UK MI6 Chief Says Putin Cut Deal To End Wagner Rebellion


The head of Britain’s intelligence agency, MI6, said on Wednesday that Russian President Vladimir V. Putin “cut ties” with Yevgeny V. Prigozhin, the founder of Wagner’s mercenary group, at a time when Mr. Prigozhin failed to rebel last month.

The comments of Richard Moore, the head of MI6, in a rare speech in Prague at an event hosted by Politicoprovide information from a Western intelligence chief on Mr. Prigozhin’s surprising but short-lived rebellion last month.

Wagner’s commander went on a rampage against the Russian military last month, which saw his troops marching towards the capital before being abruptly halted. Two weeks later, the Kremlin revealed that Prigozhin and other Wagner leaders were involved. met with mr. Putin for three hours in the days after the rebellion.

“I think he probably feels pressured,” Moore said of Putin, speaking at the British ambassador’s residence in the Czech capital. “Prigozhin was his creation, created by Putin, yet he turned against him. He did not fight Prigozhin; he cut a deal to save his skin using the good offices of the leader of Belarus.”

Mr. Moore also reflected on the sudden march of Wagner’s troops into Moscow, the swiftness with which he stood, and Mr. Prigozhin’s escape – so far – from the fate of many of the Kremlin’s opponents.

“Prigozhin started that day as a traitor at breakfast, was excused at dinner, and a few days later, he was invited to tea,” Moore told the audience. “Therefore, there are some things that even the head of MI6 finds difficult to try to define, in terms of who is in and who.”

Last week, Putin said Wagner’s troops could continue to fight together with the Russian Army in Ukraine, but without their leader.

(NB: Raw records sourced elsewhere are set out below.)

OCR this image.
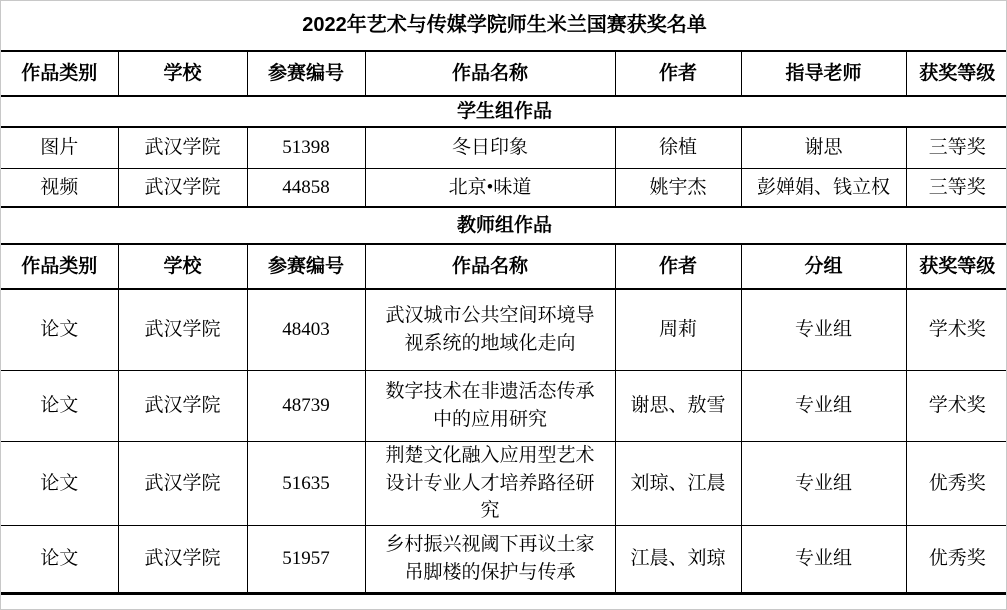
2022年艺术与传媒学院师生米兰国赛获奖名单						
作品类别	学校	参赛编号	作品名称	作者	指导老师	获奖等级
学生组作品						
图片	武汉学院	51398	冬日印象	徐植	谢思	三等奖
视频	武汉学院	44858	北京•味道	姚宇杰	彭婵娟、钱立权	三等奖
教师组作品						
作品类别	学校	参赛编号	作品名称	作者	分组	获奖等级
论文	武汉学院	48403	武汉城市公共空间环境导视系统的地域化走向	周莉	专业组	学术奖
论文	武汉学院	48739	数字技术在非遗活态传承中的应用研究	谢思、敖雪	专业组	学术奖
论文	武汉学院	51635	荆楚文化融入应用型艺术设计专业人才培养路径研究	刘琼、江晨	专业组	优秀奖
论文	武汉学院	51957	乡村振兴视阈下再议土家吊脚楼的保护与传承	江晨、刘琼	专业组	优秀奖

“He’s obviously stressed,” Moore said of Mr. Putin. “You don’t have a group of soldiers going up the road to Rostov and arriving 125 kilometers from Moscow unless you foresaw that it would happen.”

Mr Moore was not the only British official who weighed in on the matter on Wednesday. James Cleverly, the British foreign minister, speaking at the Aspen Security Forum, said that no matter how hard “Putin tries, the coup attempt does not look good.”

Julian Barnes contributed reporting from Aspen, Colorado.